When I started on my journey as a lived-experience advocate I did it out of passion, but as my audience, and the interest in my insight grew I realised that for someone like me, which traditional models of employment are nonviable for due to the volatility of my health, this path could be one which comes to support my livelihood and growth as someone with a substantial base of lived-experience and an understanding of a variety of subject matters which act to empower and amplify the value of the advocacy and insight I can provide.
The first time I charged a fee for anything I did, was a daunting experience. Back then, the subject of money was an uncomfortable one. But since then, knowing that providing my insight is part of an exchange of value has acted to reinforce my own vigour in developing myself as a professional. It means I can ensure that the insight I provide through the services I offer are ones which I am accountable for. Ultimately it has been a grounding force that ensures I maintain a tangible connection to the communities and experiences I advocate for, and instilled accountability and responsibility in my actions and independence as consultant, advocate, committee member, and speaker.
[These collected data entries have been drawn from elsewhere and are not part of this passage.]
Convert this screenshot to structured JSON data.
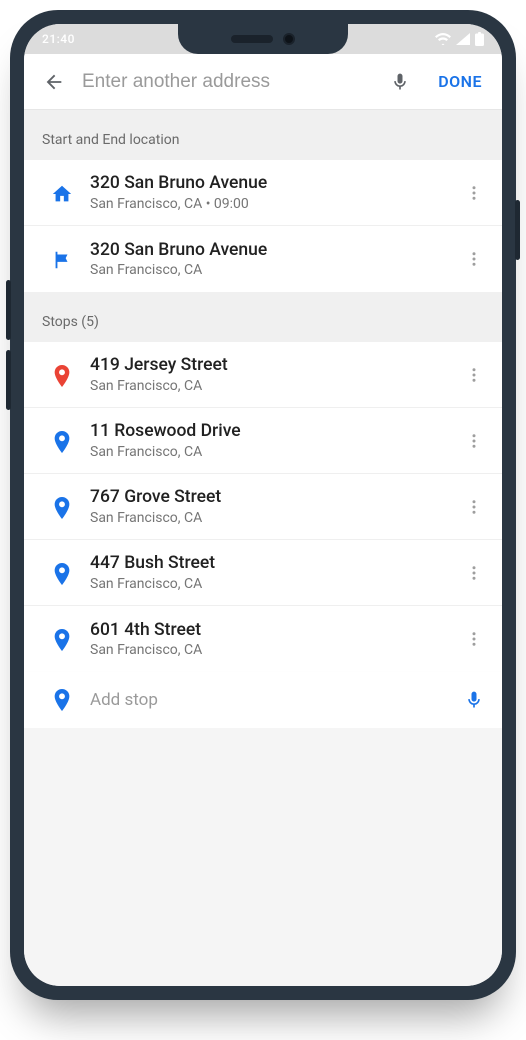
{
  "status": {
    "time": "21:40"
  },
  "search": {
    "placeholder": "Enter another address",
    "done_label": "DONE"
  },
  "sections": {
    "start_end_label": "Start and End location",
    "stops_label": "Stops (5)"
  },
  "start_end": [
    {
      "icon": "home",
      "title": "320 San Bruno Avenue",
      "sub": "San Francisco, CA • 09:00"
    },
    {
      "icon": "flag",
      "title": "320 San Bruno Avenue",
      "sub": "San Francisco, CA"
    }
  ],
  "stops": [
    {
      "icon": "pin-red",
      "title": "419 Jersey Street",
      "sub": "San Francisco, CA"
    },
    {
      "icon": "pin-blue",
      "title": "11 Rosewood Drive",
      "sub": "San Francisco, CA"
    },
    {
      "icon": "pin-blue",
      "title": "767 Grove Street",
      "sub": "San Francisco, CA"
    },
    {
      "icon": "pin-blue",
      "title": "447 Bush Street",
      "sub": "San Francisco, CA"
    },
    {
      "icon": "pin-blue",
      "title": "601 4th Street",
      "sub": "San Francisco, CA"
    }
  ],
  "add_stop": {
    "placeholder": "Add stop"
  },
  "colors": {
    "blue": "#1a73e8",
    "red": "#ea4335",
    "grey": "#8a8a8a"
  }
}
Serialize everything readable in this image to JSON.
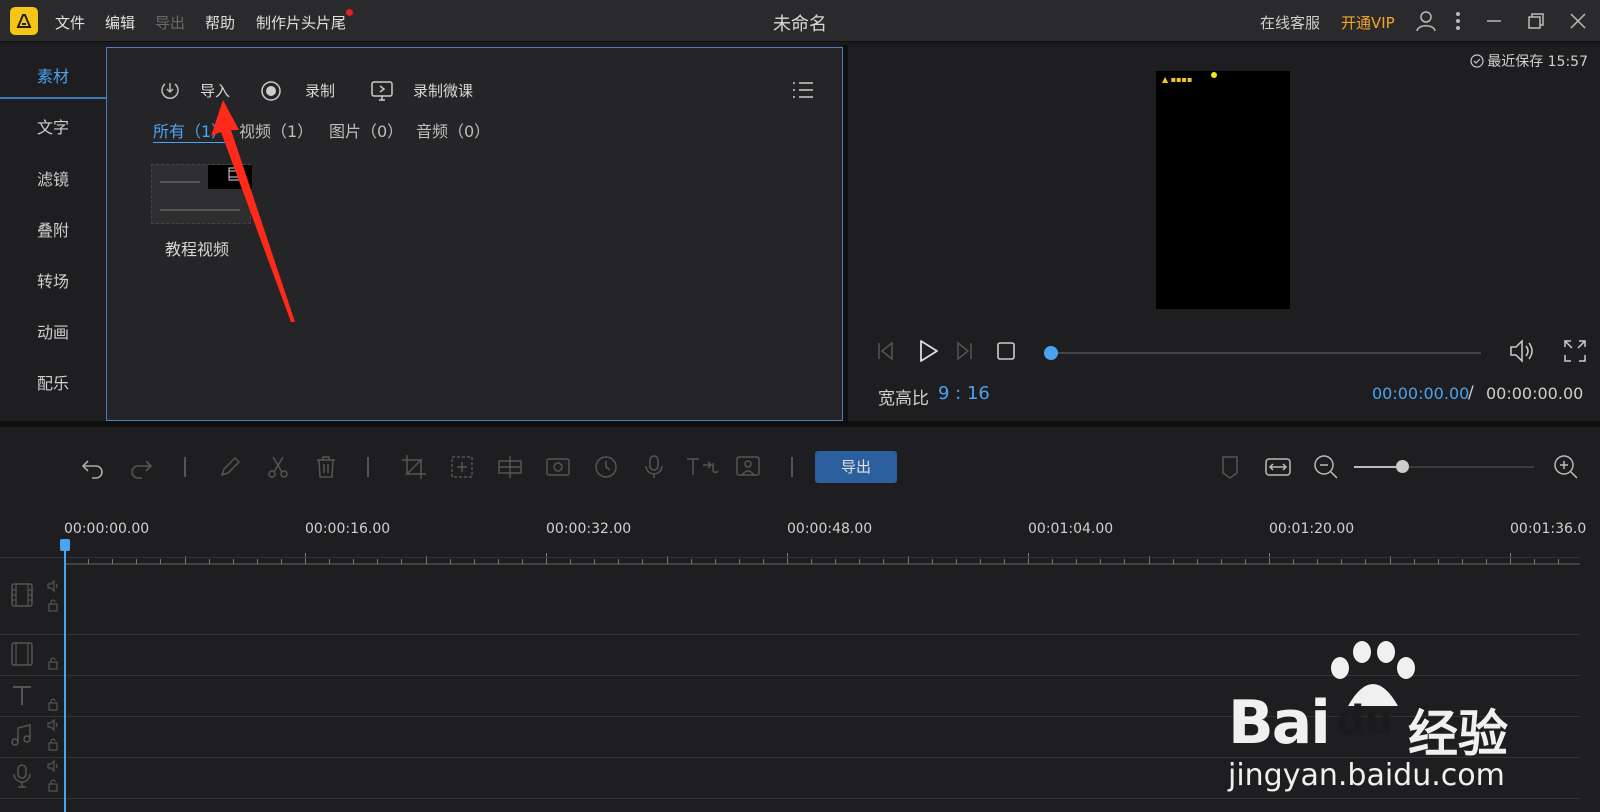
{
  "titlebar": {
    "menus": [
      "文件",
      "编辑",
      "导出",
      "帮助",
      "制作片头片尾"
    ],
    "title": "未命名",
    "support": "在线客服",
    "vip": "开通VIP"
  },
  "sidebar": {
    "items": [
      "素材",
      "文字",
      "滤镜",
      "叠附",
      "转场",
      "动画",
      "配乐"
    ],
    "active_index": 0
  },
  "media": {
    "tools": {
      "import": "导入",
      "record": "录制",
      "record_micro": "录制微课"
    },
    "filters": [
      "所有（1）",
      "视频（1）",
      "图片（0）",
      "音频（0）"
    ],
    "items": [
      {
        "name": "教程视频"
      }
    ]
  },
  "preview": {
    "last_saved": "最近保存 15:57",
    "aspect_label": "宽高比",
    "aspect_value": "9 : 16",
    "time_current": "00:00:00.00",
    "time_sep": "/",
    "time_total": "00:00:00.00",
    "progress": 0
  },
  "toolbar": {
    "export_label": "导出",
    "zoom_level": 0.28
  },
  "timeline": {
    "ruler_labels": [
      "00:00:00.00",
      "00:00:16.00",
      "00:00:32.00",
      "00:00:48.00",
      "00:01:04.00",
      "00:01:20.00",
      "00:01:36.0"
    ]
  },
  "watermark": {
    "brand": "Bai",
    "cn": "经验",
    "url": "jingyan.baidu.com"
  },
  "colors": {
    "accent": "#4aa3f0",
    "vip": "#f5a623",
    "export_button": "#2c5f9e",
    "panel_border": "#4f7fb8"
  }
}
Further, appropriate remuneration serves as a foundation on which to build an equitable balance of power between your organisation and an advocate. Vulnerability, whilst important in enabling a deeper and more meaningful expression of lived-experience, should not be used as leverage to create a substantial power imbalance as is often the case.
Money is never a popular or comfortable subject to discuss. But it needs to be normalised in order for us to change the way we engage with patients and health consumers, and advocates in all fields.
If we are not recognising and providing adequate remuneration for the value that advocates like me are offering in the health space then we will continue to see ‘co-design’ and ‘patient-centered’ regarded with derision and cynicism by the very community which is beginning to and, if engaged with properly, reinvigorate and drive the next revolution of health system and service reform and innovation on a domestic and global scale.
Paying us properly, like we already do for clinical and industry stakeholders, is a small price to pay for value that is changing, on a fundamental level, for the better the way we approach population health and well-being reform and innovation.